Since leaving the Treasury, he has been appointed as chair of the European operations of Nomura, the Japanese bank.

At Santander UK, he will work closely with Mike Regnier, the former building society boss who has been its chief executive since 2022.

In recent months, there has been growing speculation that Santander UK’s parent is open to a sale of the business amid frustration about the scope and burden of British banking regulation.

Both Barclays and NatWest have been sounded out about a potential merger of their UK retail businesses with that of Santander UK, although formal talks have not progressed to a meaningful stage.

Ana Botin, Santander’s group executive chair, has appeared to publicly rule out a disposal, saying that the UK remains a “core market” for the group.

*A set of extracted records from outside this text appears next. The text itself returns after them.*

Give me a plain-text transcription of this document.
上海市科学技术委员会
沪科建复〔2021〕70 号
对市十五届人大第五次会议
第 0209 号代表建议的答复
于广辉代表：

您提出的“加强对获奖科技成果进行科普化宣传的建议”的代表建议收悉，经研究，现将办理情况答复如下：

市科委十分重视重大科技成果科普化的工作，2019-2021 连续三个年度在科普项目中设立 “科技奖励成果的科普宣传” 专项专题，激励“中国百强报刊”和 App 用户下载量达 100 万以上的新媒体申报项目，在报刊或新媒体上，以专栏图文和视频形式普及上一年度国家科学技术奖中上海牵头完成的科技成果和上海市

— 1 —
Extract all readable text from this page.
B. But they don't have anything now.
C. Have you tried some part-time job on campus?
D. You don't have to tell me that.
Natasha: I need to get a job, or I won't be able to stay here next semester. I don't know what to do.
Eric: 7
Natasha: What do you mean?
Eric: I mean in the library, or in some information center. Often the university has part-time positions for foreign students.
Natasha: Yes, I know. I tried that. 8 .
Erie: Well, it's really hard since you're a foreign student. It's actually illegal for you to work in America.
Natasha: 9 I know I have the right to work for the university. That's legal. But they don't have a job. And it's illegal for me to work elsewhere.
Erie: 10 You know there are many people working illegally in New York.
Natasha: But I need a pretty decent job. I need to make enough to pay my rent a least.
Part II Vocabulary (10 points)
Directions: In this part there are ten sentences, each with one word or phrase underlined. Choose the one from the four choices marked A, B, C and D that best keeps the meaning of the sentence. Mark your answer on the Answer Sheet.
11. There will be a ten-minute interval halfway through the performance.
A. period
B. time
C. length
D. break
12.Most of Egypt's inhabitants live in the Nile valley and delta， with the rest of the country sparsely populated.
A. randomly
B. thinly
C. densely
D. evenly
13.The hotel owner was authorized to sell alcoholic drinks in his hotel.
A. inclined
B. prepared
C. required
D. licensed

An attractively priced offer could yet gain Ms Botin’s attention, according to people close to the earlier talks.

One insider said, however, that Sir Tom’s recruitment was likely to dampen further speculation about a possible sale of the British business.

Shares in the Madrid-listed parent company, Banco Santander, have performed strongly in recent months, but fell by more than 8% on Friday as investors digested the fallout from President Donald Trump’s global tariffs blitz.

The company now has a market capitalisation of about €83.25bn (£70.7bn).

City sources said the search for Mr Vereker’s successor had been led by Heidrick & Struggles, the headhunter, in conjunction with Baroness Morgan, the former cabinet minister who sits on Santander UK’s board as its senior independent director.

This weekend, Santander UK said in a statement issued to Sky News: “Santander UK is conducting a thorough appointment process.

“The new chair will be announced once that process has concluded, including having obtained board and regulatory approval.”